Ho giá avuto il piacere di recensire su queste pagine Lynwood Lunsford (Pick Along, HH 1349). Allora suonava per Lost & Found, storica band virginiana. Oggi guida la sua banda, e direi che la guida bene.
Lunsford (uso il cognome: il nome non è dei piú pronunciabili, per noi) suona il banjo, e lo suona molto bene. E canta un ottimo baritone. Gli altri componenti della banda sono James Crain, chitarra e lead vocalist; Jason Barie, fiddle e tutte le parti vocali; e Gary Baird, basso e armonie, e anche lead su un pezzo che avrebbe fatto meglio a lasciar cantare a qualcun altro.
Tutti cantano, quindi, e tutti i pezzi sono cantati, nonostante l’indiscussa maestria del bandleader sul suo strumento. Tutta la banda è sempre in evidenza, con il che Lunsford dimostra di essere appunto un bandleader, e non giá un leader e basta. Completa i ranghi, per l’occasione, Ronnie Privette al mandolino.
Il repertorio, e lo stile, sono quelli che definiscono il bluegrass contemporaneo: piedi ben piantati nella tradizione, con i musicisti cresciuti ascoltando rock, jazz, pop e quant’altro. Sempre senza tradire la lezione dei padri fondatori.

Pochi gli standard, e non tra i piú ascoltati: cito Journey’s End e Will You Be Satisfied That Way. Quattro o cinque pezzi originali composti dai membri della band.
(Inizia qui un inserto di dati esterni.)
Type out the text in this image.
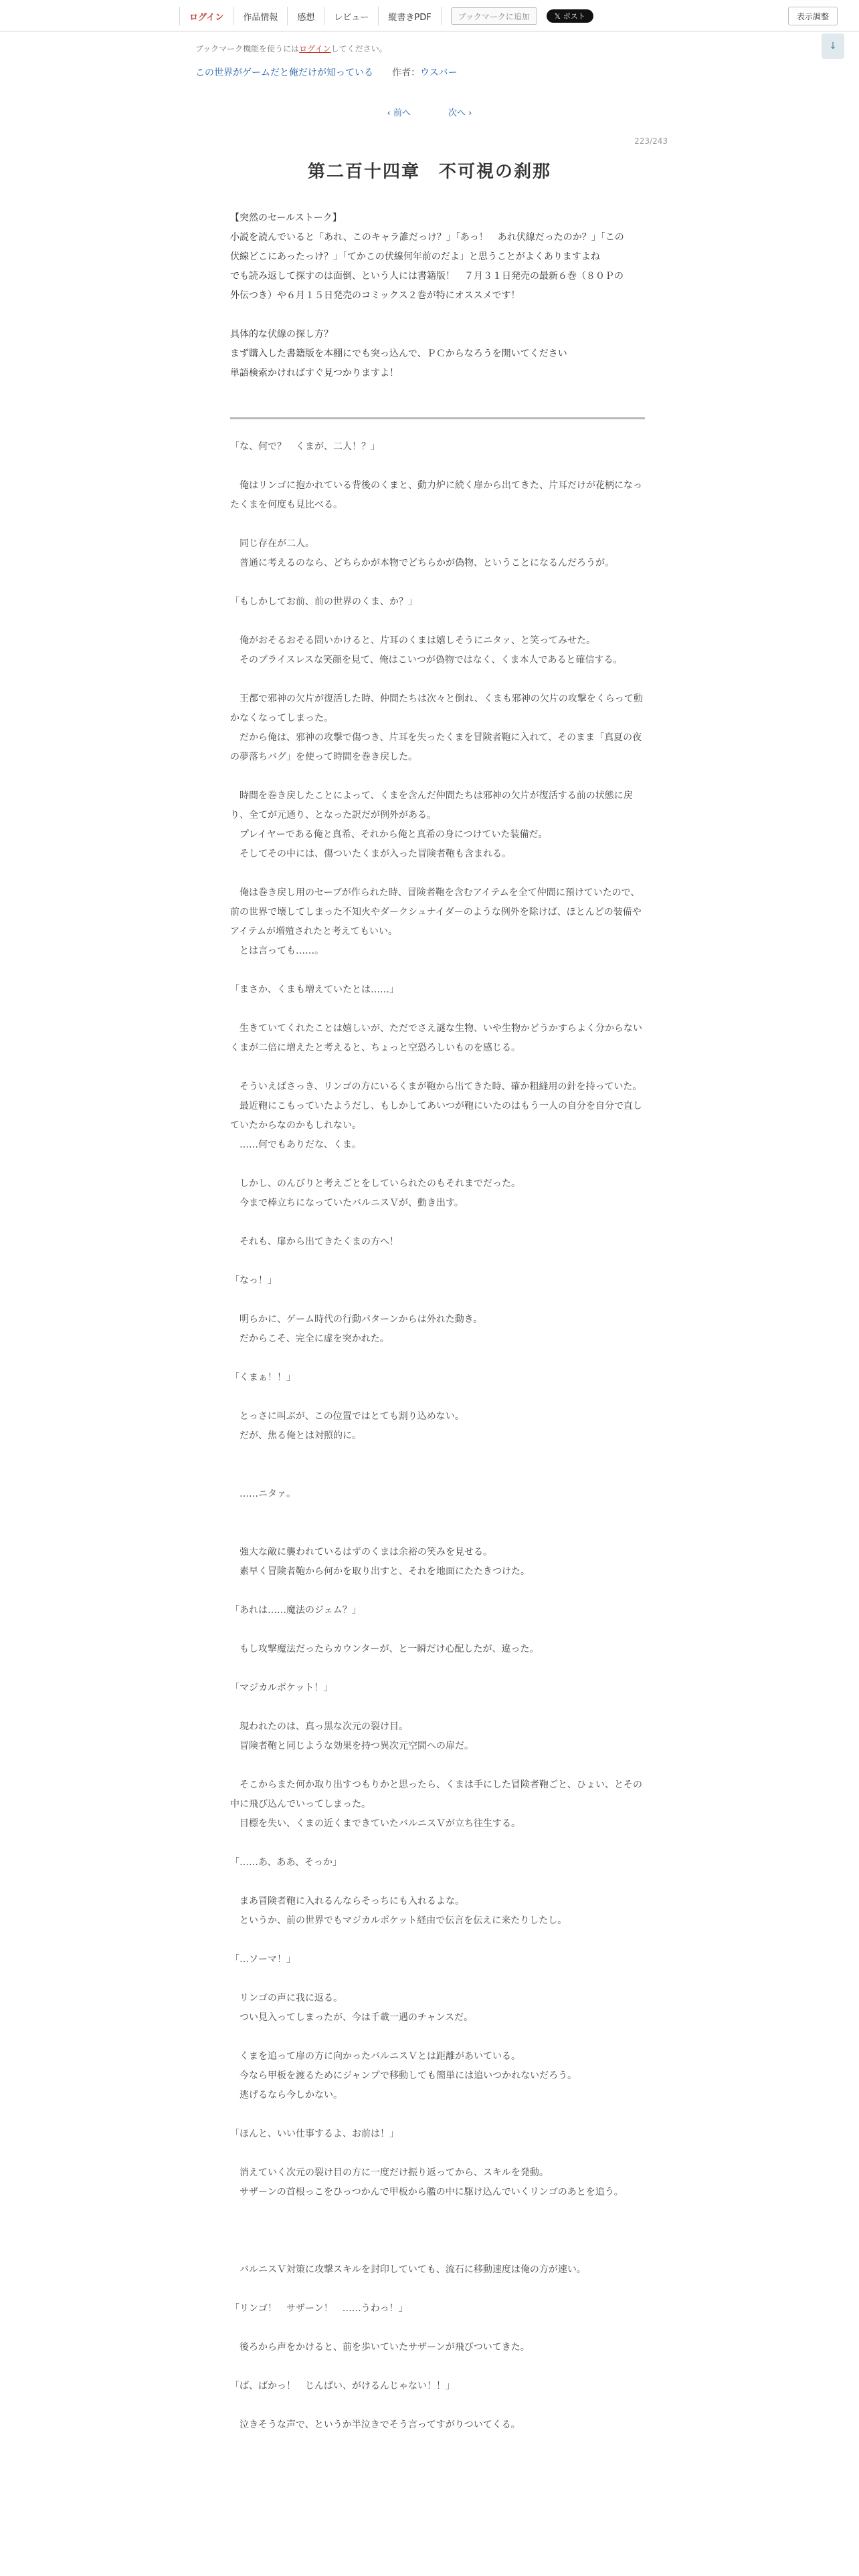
ログイン	作品情報	感想	レビュー	縦書きPDF	ブックマークに追加	𝕏 ポスト	表示調整
ブックマーク機能を使うにはログインしてください。	↓
この世界がゲームだと俺だけが知っている 作者：ウスバー
‹ 前へ	次へ ›
223/243
第二百十四章　不可視の刹那

【突然のセールストーク】

小説を読んでいると「あれ、このキャラ誰だっけ？」「あっ！　あれ伏線だったのか？」「この伏線どこにあったっけ？」「てかこの伏線何年前のだよ」と思うことがよくありますよね

でも読み返して探すのは面倒、という人には書籍版！　７月３１日発売の最新６巻（８０Ｐの外伝つき）や６月１５日発売のコミックス２巻が特にオススメです！

具体的な伏線の探し方？

まず購入した書籍版を本棚にでも突っ込んで、ＰＣからなろうを開いてください

単語検索かければすぐ見つかりますよ！

「な、何で？　くまが、二人！？」

　俺はリンゴに抱かれている背後のくまと、動力炉に続く扉から出てきた、片耳だけが花柄になったくまを何度も見比べる。

　同じ存在が二人。

　普通に考えるのなら、どちらかが本物でどちらかが偽物、ということになるんだろうが。

「もしかしてお前、前の世界のくま、か？」

　俺がおそるおそる問いかけると、片耳のくまは嬉しそうにニタァ、と笑ってみせた。

　そのプライスレスな笑顔を見て、俺はこいつが偽物ではなく、くま本人であると確信する。

　王都で邪神の欠片が復活した時、仲間たちは次々と倒れ、くまも邪神の欠片の攻撃をくらって動かなくなってしまった。

　だから俺は、邪神の攻撃で傷つき、片耳を失ったくまを冒険者鞄に入れて、そのまま「真夏の夜の夢落ちバグ」を使って時間を巻き戻した。

　時間を巻き戻したことによって、くまを含んだ仲間たちは邪神の欠片が復活する前の状態に戻り、全てが元通り、となった訳だが例外がある。

　プレイヤーである俺と真希、それから俺と真希の身につけていた装備だ。

　そしてその中には、傷ついたくまが入った冒険者鞄も含まれる。

　俺は巻き戻し用のセーブが作られた時、冒険者鞄を含むアイテムを全て仲間に預けていたので、前の世界で壊してしまった不知火やダークシュナイダーのような例外を除けば、ほとんどの装備やアイテムが増殖されたと考えてもいい。

　とは言っても……。

「まさか、くまも増えていたとは……」

　生きていてくれたことは嬉しいが、ただでさえ謎な生物、いや生物かどうかすらよく分からないくまが二倍に増えたと考えると、ちょっと空恐ろしいものを感じる。

　そういえばさっき、リンゴの方にいるくまが鞄から出てきた時、確か粗縫用の針を持っていた。

　最近鞄にこもっていたようだし、もしかしてあいつが鞄にいたのはもう一人の自分を自分で直していたからなのかもしれない。

　……何でもありだな、くま。

　しかし、のんびりと考えごとをしていられたのもそれまでだった。

　今まで棒立ちになっていたバルニスＶが、動き出す。

　それも、扉から出てきたくまの方へ！

「なっ！」

　明らかに、ゲーム時代の行動パターンからは外れた動き。

　だからこそ、完全に虚を突かれた。

「くまぁ！！」

　とっさに叫ぶが、この位置ではとても割り込めない。

　だが、焦る俺とは対照的に。

　……ニタァ。

　強大な敵に襲われているはずのくまは余裕の笑みを見せる。

　素早く冒険者鞄から何かを取り出すと、それを地面にたたきつけた。

「あれは……魔法のジェム？」

　もし攻撃魔法だったらカウンターが、と一瞬だけ心配したが、違った。

「マジカルポケット！」

　現われたのは、真っ黒な次元の裂け目。

　冒険者鞄と同じような効果を持つ異次元空間への扉だ。

　そこからまた何か取り出すつもりかと思ったら、くまは手にした冒険者鞄ごと、ひょい、とその中に飛び込んでいってしまった。

　目標を失い、くまの近くまできていたバルニスＶが立ち往生する。

「……あ、ああ、そっか」

　まあ冒険者鞄に入れるんならそっちにも入れるよな。

　というか、前の世界でもマジカルポケット経由で伝言を伝えに来たりしたし。

「…ソーマ！」

　リンゴの声に我に返る。

　つい見入ってしまったが、今は千載一遇のチャンスだ。

　くまを追って扉の方に向かったバルニスＶとは距離があいている。

　今なら甲板を渡るためにジャンプで移動しても簡単には追いつかれないだろう。

　逃げるなら今しかない。

「ほんと、いい仕事するよ、お前は！」

　消えていく次元の裂け目の方に一度だけ振り返ってから、スキルを発動。

　サザーンの首根っこをひっつかんで甲板から艦の中に駆け込んでいくリンゴのあとを追う。

　バルニスＶ対策に攻撃スキルを封印していても、流石に移動速度は俺の方が速い。

「リンゴ！　サザーン！　……うわっ！」

　後ろから声をかけると、前を歩いていたサザーンが飛びついてきた。

「ば、ばかっ！　じんばい、がけるんじゃない！！」

　泣きそうな声で、というか半泣きでそう言ってすがりついてくる。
Ed il resto prelevato dalle fonti piú svariate con una certa originalitá.
Manca, direi, il pezzo memorabile, quello che definisce l’album e lo fa ricordare. Forse la title cut, che apre l’album, è quella che si fa piú notare. Ed una cosa che noto riascoltando il disco, è che i pezzi messi in coda sono consistentemente quelli meno riusciti tecnicamente, specie nelle voci.
La band non ha (ancora) un suo suono distintivo, uno stile che la definisce subito al primo ascolto, come puó essere per la Lonesome River Band, cui la banda assomiglia a tratti come concetto, non come suono, o Blue Higway, tanto per fare un paio di esempi.
Direi che i punti di forza sono nel lavoro strumentale di tutti e tre i solisti (alcuni bass run della chitarra, ascoltati in cuffia, sanno sorprendere), e nelle parti corali. La voce lead di James Grain non è tra le mie preferite come timbro, ma qui si tratta di gusti personali. È comunque usata bene. Diciamo che è un disco che vale la pena di ascoltare.